According to reports, After agreeing to sell German unit Senvion for $1 billion, Suzlon Chairman Tulsi Tanti says he was compelled to sell the business, which the company bought in 2007 for $1.4 billion, for strategic reasons as he was faced with high debt at a time when growth prospects are bright. Edited excerpts from his interview with Shuchi Srivastava:
Earlier you resisted the idea of selling Senvion. What triggered the move now?
This deal was required purely for strategic reasons as we were faced with the classic conflict of high debt growth and exponential growth expectations in emerging markets like India, Brazil and China and even the US, which we could not adequately target due to an acute liquidity crunch.

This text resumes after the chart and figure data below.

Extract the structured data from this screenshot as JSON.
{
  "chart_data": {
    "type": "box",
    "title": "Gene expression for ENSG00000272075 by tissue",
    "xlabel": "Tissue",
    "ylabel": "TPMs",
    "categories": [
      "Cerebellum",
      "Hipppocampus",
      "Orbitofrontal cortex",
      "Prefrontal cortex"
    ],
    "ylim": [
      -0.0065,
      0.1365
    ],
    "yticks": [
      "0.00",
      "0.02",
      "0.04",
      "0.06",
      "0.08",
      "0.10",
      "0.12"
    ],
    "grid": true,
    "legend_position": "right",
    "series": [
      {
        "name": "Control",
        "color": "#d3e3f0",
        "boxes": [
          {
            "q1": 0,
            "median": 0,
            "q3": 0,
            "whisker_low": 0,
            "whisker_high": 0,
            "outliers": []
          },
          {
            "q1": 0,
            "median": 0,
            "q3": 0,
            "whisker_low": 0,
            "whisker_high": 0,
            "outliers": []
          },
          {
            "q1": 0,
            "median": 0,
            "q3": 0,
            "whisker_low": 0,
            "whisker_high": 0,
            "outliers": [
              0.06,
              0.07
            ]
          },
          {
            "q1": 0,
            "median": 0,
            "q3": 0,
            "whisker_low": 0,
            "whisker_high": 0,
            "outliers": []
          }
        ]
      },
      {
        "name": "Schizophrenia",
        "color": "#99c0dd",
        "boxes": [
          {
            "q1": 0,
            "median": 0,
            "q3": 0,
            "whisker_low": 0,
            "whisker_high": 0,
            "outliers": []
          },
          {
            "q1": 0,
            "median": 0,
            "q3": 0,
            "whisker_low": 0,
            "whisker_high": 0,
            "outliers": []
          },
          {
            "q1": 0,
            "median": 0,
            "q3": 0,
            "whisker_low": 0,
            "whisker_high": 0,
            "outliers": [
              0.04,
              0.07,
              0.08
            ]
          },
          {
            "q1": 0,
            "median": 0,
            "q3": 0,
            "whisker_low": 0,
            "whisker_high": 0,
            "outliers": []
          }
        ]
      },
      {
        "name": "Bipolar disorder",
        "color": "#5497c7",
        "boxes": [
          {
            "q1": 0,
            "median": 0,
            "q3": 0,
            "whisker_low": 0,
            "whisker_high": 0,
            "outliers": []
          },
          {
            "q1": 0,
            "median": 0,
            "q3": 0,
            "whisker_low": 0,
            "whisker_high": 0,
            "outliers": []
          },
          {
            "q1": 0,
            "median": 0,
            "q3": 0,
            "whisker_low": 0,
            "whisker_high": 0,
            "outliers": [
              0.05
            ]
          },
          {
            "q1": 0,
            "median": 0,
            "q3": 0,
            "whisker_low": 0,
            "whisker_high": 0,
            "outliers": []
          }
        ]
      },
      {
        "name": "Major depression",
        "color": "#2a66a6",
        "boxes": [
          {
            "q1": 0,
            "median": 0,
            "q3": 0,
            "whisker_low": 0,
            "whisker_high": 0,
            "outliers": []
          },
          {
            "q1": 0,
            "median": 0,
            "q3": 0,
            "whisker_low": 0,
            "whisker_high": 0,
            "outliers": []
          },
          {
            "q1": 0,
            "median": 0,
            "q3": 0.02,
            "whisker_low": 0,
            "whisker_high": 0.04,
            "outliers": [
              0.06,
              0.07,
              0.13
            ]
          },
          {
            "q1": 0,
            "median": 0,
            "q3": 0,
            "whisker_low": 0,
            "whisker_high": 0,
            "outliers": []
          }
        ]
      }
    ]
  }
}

Now we are in a comfortable position as we can pay our lenders and have some cash to invest in targeting emerging markets.
Did you undervalue an asset that you described as a marquee asset?
It might look like a 25% haircut but actually, due to the positive currency movements and the price of the offshore wind farm technology that has been transferred to us, the overall haircut is only in the range of 5%, especially if you factor in the additional $50 million we can get if we meet the mutually discussed milestones.
What about your lenders, how much debt will you be retiring?
Of the Rs 7,200 crore that should be hitting our accounts by March-end this year, around Rs 6,000 crore will be immediately transferred to our lenders. Also, this cash infusion will now make us eligible for long-term funding from banks which can adequately support our business plans.
You are very excited about the Indian and emerging markets. Please elaborate.
The overall market dynamics have changed in India, Brazil and China dramatically now, especially as wind power tariffs have become very competitive.